|"Be sure to drink your Ovaltine"|
When the "Little Orphan Annie" program comes on the air, Ralphie anxiously uses the ring to decode Little Orphan Annie's secret message to radio listeners. Ralphie thinks the message might have something to do with one of Little Orphan Annie's adventures.
But he is wrong. When he finishes decoding the message, the disillusioned Ralphie finds that it just an advertisement for the program's sponsor. "Be sure to drink your Ovaltine."
"A crummy commercial?" Ralphie wails. "Son of a bitch!"
I felt a bit like Ralphie when I looked at the online collection of Inside Higher Ed articles that Inside Higher Ed produced recently on the future of student loans. I was expecting some hard hitting pieces on the student loan crisis. But what I found was a booklet of tepid pieces that was produced in partnership with Inceptia, a nonprofit company that cryptically describes itself as a "leader in default prevention and financial education solutions."
What does Inceptia do to prevent student loan defaults? I'm not sure, but I'll bet its activities include contacting students who are at risk of default and encouraging them to sign up for economic hardship deferments. Senator Tom Harkin's committee report on the for-profit loan industry pointed out that putting at-risk students into economic hardship deferments is good for the colleges because those students will not be counted as people who default on their loans within three years of beginning repayment--even though they are not making payments on their loans. And if those students officially default after DOE's three-year default measurement period expires--who cares?
Inceptia is a unit of the National Student Loan Program (formerly the Nebraska Student Loan Program), which is located in Lincoln, Nebraska. Randy Heesacker, Inceptia's CEO, is well paid. I couldn't find out his current income, but I found the Nebraska Student Loan Program's 2011 federal tax return. According to that tax filing, Heesacker received total compensation of $378,457 when he was CEO of the Nebraska Student Loan Program (including bonuses and deferred compensation).
Does that sound like an extravagant salary for a non-profit oranization's employee? Don't worry. The Nebraska Student Loan Program's tax return assured the IRS that "[o]utside legal counsel undertakes a comprehensive evaluation of the compensation and benefit packages for officers and other affected employees of the organization, comparing the same relevant industry and other market comparables."
Oh, that's a relief.
And if Heesacker made $378,457 in 2011 as CEO of the Nebraska Student Loan Program, what do you think he's making now as CEO of Inceptia?
I think it is a safe bet that the articles Inside Higher Ed chose for its online booklet were acceptable to Inceptia. And not surprisingly, most of the articles quoted various student-loan organizations that basically support the status quo.
One writer advocated larger Pell Grants. Someone argued for lower interest rates on student loans. And one organization wants lending standards loosened for Parent PLUS loans.

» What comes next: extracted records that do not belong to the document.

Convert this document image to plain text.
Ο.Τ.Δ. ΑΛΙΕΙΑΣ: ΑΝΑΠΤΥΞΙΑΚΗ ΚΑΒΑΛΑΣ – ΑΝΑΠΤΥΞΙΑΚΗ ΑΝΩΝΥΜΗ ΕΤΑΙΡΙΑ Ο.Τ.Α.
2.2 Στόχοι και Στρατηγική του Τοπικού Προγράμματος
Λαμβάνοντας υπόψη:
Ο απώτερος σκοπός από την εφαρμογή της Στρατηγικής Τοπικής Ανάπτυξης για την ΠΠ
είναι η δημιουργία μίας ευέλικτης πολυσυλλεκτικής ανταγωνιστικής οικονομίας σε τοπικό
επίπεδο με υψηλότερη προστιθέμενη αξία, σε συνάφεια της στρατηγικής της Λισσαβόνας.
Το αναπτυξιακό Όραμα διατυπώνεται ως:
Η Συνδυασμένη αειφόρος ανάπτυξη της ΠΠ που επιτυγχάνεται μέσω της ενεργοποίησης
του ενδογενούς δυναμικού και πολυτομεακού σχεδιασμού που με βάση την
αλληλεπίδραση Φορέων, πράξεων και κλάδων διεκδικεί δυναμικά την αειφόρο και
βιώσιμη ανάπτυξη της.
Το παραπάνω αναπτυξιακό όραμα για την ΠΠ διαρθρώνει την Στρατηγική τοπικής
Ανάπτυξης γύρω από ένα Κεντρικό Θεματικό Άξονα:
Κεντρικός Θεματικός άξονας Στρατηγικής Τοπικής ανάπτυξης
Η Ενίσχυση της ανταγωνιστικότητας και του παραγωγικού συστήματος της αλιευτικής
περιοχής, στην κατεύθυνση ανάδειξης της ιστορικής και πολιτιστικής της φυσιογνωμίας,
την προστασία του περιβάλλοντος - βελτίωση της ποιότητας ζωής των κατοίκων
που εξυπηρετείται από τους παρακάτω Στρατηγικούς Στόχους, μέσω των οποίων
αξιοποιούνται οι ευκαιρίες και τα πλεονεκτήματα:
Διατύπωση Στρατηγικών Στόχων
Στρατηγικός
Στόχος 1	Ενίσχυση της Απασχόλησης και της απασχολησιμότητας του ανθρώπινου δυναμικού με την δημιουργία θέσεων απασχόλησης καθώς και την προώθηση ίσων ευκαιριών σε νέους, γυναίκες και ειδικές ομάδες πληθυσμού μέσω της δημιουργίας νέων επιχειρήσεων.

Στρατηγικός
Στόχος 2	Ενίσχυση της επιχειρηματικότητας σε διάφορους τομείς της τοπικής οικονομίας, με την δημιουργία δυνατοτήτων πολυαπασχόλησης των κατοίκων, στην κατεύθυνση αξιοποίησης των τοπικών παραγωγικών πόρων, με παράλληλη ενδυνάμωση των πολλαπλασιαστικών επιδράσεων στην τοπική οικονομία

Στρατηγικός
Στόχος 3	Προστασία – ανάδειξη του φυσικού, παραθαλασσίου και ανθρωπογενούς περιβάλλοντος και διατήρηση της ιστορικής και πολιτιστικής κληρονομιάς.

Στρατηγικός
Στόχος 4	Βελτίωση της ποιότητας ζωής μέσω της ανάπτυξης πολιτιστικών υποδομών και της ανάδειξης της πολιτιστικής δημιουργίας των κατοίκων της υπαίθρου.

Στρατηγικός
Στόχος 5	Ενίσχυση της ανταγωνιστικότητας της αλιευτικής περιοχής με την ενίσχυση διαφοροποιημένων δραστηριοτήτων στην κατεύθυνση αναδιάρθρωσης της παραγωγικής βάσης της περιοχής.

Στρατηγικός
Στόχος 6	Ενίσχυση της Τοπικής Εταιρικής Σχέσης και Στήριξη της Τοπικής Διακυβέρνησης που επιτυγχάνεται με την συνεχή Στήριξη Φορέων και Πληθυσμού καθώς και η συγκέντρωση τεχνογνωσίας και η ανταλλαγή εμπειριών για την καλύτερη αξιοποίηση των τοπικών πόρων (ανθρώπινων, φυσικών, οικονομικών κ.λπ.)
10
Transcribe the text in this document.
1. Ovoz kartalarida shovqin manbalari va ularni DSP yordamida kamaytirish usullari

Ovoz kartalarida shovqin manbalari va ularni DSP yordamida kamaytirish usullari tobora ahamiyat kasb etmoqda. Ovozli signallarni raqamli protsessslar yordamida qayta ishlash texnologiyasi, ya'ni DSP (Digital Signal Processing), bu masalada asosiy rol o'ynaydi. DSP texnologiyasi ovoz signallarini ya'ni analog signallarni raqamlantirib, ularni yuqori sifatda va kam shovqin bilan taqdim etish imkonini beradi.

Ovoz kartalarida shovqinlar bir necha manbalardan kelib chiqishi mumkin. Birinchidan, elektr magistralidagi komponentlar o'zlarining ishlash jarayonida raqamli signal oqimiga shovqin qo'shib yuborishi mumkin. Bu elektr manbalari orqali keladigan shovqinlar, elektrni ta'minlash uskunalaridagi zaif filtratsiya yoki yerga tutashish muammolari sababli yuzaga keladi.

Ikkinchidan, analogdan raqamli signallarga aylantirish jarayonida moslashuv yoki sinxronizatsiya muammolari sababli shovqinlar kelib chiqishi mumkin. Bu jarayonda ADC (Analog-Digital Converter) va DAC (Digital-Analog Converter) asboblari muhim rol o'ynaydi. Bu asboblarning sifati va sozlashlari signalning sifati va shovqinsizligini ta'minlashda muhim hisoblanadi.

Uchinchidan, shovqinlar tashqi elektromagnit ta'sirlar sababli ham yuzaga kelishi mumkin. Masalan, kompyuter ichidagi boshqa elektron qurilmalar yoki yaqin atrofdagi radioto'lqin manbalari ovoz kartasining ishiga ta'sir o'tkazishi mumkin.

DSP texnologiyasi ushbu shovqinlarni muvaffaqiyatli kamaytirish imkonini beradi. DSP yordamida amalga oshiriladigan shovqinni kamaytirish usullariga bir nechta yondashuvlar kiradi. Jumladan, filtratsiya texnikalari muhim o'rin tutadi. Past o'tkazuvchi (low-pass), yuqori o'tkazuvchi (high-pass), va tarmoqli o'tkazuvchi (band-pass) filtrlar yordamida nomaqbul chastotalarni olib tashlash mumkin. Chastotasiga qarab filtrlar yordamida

No one in the Inside Higher ED's collection of articles advocated for revising the bankruptcy laws to make it easier for distressed student-loan debtors to discharge their loans in bankruptcy. No one recommended elimination of the Bankruptcy Code provision that makes private student loans very difficult to discharge in the bankruptcy courts.
No one recommended tighter restrictions on the for-profit college industry or regulations to stop abusive collection practices or the garnishment of of Social Security checks.
No--almost everyone who participates in the public conversation about the future of the student loan program is an insider--an organization that benefits directly or indirectly from the $100 billion that the federal government spends each year to subsidize the higher education industry, which has been raising the cost of attending college every year for the past 30 years.
I'm sorry Inside Higher Ed and Inceptia--your vision of the future of student loans is not sustainable.
Someday--and I hope that day comes soon--we will have to introduce radical remedies for the student loan mess. Those remedies--to be effective--will have to include bankruptcy relief for distressed student loan debtors, strict regulation of for-profit colleges, and a candid reporting on what the student-loan default rates really are.
Inside Higher Ed (with support from Inceptia). The Future of Student Loans: A Selection of Higher Ed Articles and Essays. May 2014.